Pine-Richland tops defending champ Central Catholic to capture WPIAL title
No one will know if an inadvertent whistle cost Central Catholic a shot at a second consecutive WPIAL Class AAAA title.
But during a one-touchdown game late in the third quarter, it sure was a difference maker.
No. 1 Pine-Richland, which benefitted from the call, defeated No. 3 Central Catholic, 21-13, Friday at Heinz Field to win its first title since claiming the Class AAA trophy in 2003.
Pine-Richland (13-0) will play the winner of Saturday’s PIAA District 6-10 game between State College (5-6) and Erie McDowell (8-4). That game will be in the district of the winning team at a time, date and site to be determined.
Ahead 7-0, the Rams were on the verge of extending their lead, driving to the Central Catholic 12. Ernest Williams took a pitch from quarterback Ben DiNucci, but when he reached the 6, he fumbled and Central Catholic recovered.
However, after the officials got together, they determined that a whistle occurred during action, which by rule canceled the play.
Central Catholic coach Terry Totten said he never knew that rule existed and said he didn’t hear a whistle.
Pine-Richland coach Eric Kasperowicz and DiNucci said they heard the whistle, which came from near the Central sideline.
Referee Steve Hall declined comment on the play and referred all questions to Bill Sinning, the WPIAL’s PIAA male officials representative.
“There was obviously a fumble, and it was obviously recovered by Central Catholic,” Sinning said. “While the ball was loose on the field, there was a whistle blown by one of the deep officials. Because it was blown during a loose ball, the referee was correct: The play is dead, and the ball goes back the team that had possession (to start) the play.
“While the inadvertent whistle is unfortunate and something we try not to have ever, it happened. There’s nothing in the rules that permits us to fix it.”
Sinning said he doesn’t think the official saw the fumble, so he assumed the player was down by contact.

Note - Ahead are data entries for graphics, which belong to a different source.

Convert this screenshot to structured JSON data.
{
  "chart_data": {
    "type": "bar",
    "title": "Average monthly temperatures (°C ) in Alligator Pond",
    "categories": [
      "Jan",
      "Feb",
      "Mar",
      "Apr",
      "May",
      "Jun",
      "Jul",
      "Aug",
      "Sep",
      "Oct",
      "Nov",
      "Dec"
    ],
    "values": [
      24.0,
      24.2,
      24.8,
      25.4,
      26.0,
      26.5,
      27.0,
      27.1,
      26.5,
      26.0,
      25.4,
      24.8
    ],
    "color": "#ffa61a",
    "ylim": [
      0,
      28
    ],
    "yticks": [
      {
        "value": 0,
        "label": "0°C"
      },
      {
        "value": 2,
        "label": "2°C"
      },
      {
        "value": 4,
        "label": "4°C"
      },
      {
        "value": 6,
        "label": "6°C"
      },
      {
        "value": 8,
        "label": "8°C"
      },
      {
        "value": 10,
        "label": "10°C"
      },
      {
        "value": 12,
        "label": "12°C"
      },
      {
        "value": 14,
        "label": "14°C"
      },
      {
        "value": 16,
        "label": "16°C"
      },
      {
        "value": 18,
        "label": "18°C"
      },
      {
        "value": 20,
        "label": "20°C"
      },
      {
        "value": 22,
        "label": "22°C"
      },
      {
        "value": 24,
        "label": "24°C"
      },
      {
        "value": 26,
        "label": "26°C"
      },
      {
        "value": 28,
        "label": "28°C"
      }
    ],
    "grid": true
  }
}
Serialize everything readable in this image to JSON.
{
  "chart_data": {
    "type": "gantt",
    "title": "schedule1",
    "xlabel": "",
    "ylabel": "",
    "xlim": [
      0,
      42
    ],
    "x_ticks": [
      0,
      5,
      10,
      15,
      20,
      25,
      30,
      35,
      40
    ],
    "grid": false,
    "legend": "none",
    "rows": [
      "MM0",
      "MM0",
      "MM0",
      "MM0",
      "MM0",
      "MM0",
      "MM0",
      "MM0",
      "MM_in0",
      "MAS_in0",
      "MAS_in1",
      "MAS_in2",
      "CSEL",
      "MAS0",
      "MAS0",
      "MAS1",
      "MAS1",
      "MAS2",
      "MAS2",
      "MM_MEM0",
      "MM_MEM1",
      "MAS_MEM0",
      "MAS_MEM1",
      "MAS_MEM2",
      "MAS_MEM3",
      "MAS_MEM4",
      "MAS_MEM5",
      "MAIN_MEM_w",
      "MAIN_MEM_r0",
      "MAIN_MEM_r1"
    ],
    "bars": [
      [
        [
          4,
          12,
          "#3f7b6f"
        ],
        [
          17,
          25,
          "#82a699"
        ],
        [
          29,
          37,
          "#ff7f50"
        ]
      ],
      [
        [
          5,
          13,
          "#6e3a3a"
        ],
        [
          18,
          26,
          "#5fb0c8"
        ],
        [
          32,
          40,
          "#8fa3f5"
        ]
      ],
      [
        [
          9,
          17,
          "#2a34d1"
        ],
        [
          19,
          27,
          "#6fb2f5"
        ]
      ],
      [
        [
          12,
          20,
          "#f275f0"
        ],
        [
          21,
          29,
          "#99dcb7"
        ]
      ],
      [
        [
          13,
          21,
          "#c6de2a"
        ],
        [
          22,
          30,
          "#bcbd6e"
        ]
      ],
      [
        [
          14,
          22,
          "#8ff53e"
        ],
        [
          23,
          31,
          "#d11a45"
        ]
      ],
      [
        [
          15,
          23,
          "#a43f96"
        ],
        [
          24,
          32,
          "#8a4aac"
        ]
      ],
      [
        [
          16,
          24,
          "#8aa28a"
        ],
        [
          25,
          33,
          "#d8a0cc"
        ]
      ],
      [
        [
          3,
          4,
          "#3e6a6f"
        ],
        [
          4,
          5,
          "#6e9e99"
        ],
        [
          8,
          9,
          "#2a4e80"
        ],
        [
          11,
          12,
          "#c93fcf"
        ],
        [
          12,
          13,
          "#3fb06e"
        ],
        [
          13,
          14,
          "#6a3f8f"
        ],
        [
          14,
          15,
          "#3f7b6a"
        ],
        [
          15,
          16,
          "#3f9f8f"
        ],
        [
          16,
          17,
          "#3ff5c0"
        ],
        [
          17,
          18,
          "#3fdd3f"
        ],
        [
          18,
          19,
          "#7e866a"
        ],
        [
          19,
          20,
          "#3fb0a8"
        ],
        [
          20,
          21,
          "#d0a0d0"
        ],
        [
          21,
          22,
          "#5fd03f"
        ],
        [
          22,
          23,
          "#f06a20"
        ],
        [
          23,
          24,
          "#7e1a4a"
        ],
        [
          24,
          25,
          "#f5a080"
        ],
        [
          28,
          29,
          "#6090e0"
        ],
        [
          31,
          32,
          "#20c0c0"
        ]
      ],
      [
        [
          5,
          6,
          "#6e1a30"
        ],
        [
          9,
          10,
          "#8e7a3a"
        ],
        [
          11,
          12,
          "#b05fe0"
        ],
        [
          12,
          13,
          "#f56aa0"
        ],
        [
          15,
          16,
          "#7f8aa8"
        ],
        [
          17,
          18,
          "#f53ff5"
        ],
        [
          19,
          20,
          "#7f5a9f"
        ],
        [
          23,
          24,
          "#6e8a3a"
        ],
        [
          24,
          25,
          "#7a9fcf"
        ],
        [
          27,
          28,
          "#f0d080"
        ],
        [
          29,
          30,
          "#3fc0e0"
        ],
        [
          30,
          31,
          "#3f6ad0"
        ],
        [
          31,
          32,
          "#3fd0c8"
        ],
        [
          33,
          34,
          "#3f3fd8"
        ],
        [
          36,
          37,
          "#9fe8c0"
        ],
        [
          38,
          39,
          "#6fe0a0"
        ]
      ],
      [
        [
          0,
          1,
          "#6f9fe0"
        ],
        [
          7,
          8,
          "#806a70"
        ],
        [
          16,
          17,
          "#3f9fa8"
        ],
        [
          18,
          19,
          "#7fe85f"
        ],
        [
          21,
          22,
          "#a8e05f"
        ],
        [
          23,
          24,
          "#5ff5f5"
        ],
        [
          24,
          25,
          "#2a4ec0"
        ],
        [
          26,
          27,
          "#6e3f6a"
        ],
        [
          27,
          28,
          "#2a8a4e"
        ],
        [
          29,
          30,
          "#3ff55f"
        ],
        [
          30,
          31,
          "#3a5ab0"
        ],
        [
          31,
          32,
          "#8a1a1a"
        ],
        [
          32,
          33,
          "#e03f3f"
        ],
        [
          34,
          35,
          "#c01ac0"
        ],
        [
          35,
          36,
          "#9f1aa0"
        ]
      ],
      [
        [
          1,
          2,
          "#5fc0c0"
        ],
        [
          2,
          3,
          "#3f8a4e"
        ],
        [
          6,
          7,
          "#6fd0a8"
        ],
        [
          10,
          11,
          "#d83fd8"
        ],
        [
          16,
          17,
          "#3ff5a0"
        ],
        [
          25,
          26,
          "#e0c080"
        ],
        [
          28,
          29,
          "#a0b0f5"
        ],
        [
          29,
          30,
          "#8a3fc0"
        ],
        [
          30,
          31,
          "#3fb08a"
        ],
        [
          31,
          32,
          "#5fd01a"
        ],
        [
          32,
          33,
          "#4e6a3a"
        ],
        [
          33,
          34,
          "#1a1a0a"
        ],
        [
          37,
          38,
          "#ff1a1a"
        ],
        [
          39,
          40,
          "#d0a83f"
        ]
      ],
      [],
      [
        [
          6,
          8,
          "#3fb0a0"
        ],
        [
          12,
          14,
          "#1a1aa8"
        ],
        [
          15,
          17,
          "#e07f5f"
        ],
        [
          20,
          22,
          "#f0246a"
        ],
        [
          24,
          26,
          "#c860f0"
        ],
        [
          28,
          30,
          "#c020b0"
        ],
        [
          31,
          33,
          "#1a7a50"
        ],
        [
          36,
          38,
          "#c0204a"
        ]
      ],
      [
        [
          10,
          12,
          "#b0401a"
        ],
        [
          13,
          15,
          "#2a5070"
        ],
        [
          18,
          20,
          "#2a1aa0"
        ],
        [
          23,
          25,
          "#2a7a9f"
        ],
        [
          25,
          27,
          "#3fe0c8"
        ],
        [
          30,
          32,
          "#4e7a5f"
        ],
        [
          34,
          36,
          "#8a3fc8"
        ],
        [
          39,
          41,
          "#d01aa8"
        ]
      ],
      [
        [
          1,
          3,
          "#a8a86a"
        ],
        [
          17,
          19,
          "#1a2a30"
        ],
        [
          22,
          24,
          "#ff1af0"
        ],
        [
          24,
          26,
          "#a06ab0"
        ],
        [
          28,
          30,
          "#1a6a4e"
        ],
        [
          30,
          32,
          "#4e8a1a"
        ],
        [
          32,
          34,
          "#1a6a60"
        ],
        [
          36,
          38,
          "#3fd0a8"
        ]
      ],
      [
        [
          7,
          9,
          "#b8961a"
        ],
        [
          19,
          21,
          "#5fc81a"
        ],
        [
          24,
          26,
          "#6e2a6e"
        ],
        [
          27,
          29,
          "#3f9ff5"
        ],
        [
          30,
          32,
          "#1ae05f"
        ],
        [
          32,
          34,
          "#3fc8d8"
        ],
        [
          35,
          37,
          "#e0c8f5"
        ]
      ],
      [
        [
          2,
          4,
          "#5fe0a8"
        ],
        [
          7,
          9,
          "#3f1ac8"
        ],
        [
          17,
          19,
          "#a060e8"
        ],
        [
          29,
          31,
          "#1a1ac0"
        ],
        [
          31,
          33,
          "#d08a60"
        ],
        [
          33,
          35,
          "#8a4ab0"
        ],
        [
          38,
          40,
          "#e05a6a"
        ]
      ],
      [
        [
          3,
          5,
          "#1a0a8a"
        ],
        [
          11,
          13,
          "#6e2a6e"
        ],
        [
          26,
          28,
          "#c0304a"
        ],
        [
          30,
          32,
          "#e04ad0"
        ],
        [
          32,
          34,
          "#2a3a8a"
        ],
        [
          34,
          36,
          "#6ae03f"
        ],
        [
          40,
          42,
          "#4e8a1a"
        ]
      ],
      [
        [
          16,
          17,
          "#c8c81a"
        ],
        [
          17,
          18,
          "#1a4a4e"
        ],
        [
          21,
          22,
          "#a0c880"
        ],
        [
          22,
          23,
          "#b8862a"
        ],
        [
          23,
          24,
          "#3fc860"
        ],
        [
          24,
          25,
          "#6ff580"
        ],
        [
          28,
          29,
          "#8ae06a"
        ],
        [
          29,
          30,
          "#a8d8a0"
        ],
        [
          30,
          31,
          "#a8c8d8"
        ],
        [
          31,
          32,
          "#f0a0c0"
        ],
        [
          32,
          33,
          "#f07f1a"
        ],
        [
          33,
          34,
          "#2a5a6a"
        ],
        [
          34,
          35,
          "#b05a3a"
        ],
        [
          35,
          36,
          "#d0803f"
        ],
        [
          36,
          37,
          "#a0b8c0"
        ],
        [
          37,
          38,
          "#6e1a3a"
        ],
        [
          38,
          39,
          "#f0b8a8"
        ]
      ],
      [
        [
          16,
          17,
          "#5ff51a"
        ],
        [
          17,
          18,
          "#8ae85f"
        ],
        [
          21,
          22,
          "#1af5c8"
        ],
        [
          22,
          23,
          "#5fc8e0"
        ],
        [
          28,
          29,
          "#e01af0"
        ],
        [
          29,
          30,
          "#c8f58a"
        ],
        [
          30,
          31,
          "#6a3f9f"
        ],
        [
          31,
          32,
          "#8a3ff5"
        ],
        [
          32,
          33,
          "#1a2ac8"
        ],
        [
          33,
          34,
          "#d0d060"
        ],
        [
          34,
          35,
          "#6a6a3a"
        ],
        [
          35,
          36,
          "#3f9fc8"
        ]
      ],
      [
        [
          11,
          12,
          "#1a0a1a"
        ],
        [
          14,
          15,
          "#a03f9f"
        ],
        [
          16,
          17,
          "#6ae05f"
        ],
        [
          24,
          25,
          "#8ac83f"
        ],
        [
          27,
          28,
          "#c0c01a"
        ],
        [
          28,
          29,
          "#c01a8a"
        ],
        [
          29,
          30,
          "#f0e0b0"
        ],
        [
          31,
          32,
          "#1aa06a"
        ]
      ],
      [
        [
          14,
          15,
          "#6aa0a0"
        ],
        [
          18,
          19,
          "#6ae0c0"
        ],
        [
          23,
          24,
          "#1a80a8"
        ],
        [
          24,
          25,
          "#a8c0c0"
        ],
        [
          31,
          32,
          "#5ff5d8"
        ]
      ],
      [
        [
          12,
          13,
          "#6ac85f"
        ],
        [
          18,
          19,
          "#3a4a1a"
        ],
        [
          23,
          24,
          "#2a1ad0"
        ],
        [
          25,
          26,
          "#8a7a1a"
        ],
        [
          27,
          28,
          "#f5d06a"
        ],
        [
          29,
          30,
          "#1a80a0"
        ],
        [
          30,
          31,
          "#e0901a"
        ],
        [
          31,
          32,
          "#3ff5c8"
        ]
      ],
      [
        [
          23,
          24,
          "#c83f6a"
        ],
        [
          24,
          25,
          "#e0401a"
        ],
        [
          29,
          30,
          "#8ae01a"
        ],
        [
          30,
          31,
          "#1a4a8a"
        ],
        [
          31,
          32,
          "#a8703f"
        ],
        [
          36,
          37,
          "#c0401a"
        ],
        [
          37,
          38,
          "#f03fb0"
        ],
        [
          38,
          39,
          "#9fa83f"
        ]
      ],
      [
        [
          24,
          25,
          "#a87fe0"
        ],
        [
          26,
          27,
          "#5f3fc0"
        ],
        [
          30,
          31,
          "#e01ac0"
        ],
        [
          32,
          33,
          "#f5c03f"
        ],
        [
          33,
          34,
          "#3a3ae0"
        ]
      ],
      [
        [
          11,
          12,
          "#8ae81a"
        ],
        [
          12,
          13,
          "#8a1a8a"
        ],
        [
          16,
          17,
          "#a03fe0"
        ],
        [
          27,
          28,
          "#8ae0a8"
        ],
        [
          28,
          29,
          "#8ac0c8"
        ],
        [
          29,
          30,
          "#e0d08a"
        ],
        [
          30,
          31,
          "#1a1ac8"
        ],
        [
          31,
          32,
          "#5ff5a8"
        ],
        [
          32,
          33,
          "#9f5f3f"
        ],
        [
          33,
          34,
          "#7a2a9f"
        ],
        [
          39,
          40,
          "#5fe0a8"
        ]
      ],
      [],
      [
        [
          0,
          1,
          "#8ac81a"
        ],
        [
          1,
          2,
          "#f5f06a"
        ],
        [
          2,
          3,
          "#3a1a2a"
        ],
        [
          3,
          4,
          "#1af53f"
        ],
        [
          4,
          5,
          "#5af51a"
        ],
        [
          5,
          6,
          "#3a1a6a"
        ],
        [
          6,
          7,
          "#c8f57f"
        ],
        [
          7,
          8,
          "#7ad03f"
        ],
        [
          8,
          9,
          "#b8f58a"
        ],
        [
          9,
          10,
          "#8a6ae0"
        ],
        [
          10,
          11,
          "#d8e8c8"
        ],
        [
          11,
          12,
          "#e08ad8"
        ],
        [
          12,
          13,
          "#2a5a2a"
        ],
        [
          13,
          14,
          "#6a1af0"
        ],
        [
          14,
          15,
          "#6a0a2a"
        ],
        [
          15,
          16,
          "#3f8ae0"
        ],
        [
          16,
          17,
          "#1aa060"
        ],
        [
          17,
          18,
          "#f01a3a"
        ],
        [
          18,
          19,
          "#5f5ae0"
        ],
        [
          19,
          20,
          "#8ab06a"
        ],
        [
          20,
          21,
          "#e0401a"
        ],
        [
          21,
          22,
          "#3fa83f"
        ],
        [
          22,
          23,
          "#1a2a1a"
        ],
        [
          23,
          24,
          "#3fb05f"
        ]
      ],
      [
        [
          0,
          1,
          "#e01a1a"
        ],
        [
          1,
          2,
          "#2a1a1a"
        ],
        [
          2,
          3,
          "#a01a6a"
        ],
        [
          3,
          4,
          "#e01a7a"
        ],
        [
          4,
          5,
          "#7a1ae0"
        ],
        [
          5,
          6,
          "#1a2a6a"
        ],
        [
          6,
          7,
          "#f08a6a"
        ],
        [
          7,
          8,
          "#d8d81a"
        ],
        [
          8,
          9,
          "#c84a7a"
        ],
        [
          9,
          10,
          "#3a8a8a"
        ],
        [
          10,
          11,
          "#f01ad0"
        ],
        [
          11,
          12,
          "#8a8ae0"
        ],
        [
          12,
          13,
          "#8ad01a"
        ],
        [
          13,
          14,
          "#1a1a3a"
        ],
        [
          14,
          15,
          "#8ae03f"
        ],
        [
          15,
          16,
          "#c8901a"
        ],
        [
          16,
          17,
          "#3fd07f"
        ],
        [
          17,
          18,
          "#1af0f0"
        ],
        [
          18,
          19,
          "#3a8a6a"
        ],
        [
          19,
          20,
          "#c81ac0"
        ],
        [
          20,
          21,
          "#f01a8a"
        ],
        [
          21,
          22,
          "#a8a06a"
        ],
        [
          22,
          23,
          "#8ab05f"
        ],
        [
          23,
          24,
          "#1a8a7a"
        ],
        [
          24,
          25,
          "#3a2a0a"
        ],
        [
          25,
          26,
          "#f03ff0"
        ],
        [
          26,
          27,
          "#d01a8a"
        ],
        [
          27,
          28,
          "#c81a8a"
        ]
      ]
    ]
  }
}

Sensing a sudden change in momentum, Kasperowicz went to his bag of tricks and called for “The Fire Alarm.” The play worked to perfection to give the Rams a 14-0 lead.
With DiNucci walking to his right seemingly calling an audible, the snap went to running back Connor Slomka, who started to his left and pitched to wide receiver D’Ondre Gastion, who lofted a 12-yard score to DiNucci, who had slipped out of the backfield. It was DiNucci’s first receiving TD and Gastion’s first touchdown throw.
“It’s a play we’ve worked on in practice all season,” Kasperowicz said. “We were waiting for the right time to call it.”
Central Catholic responded on its next possession to cut the deficit to 14-7 when John Petrishen, running the wildcat for the second consecutive week, scored on a 5-yard run with 7:54 left. Petrishen rushed for 170 yards on 34 carries.
Late in the game, after Central Catholic failed to convert a fake punt deep in its territory, DiNucci clinched the win when he scored on a 6-yard run to push the lead to 21-7 with 1:11 left.
DiNucci, who completed 16 of 29 passes for 174 yards, capped the first drive of the second half by hitting Michael Merhaut with a 6-yard shovel pass for a score.
When these teams met in Week 7, they combined for 76 points, 52 in the first half as Pine-Richland pulled out a 48-28 victory. Friday’s game was much different; it was a scoreless first half.
“They did a few things different that we were familiar with,” Kasperowicz said. “Once we saw what they were doing, we adjusted.”
Totten said he was proud of how his defense limited Pine-Richland’s offense, but he said the story was Pine-Richland’s defense.
“When we played them the first time, we felt we could score 42 points on them,” Totten said. “They certainly tightened things down. Obviously, their offense gets the headlines, but their defense played well.”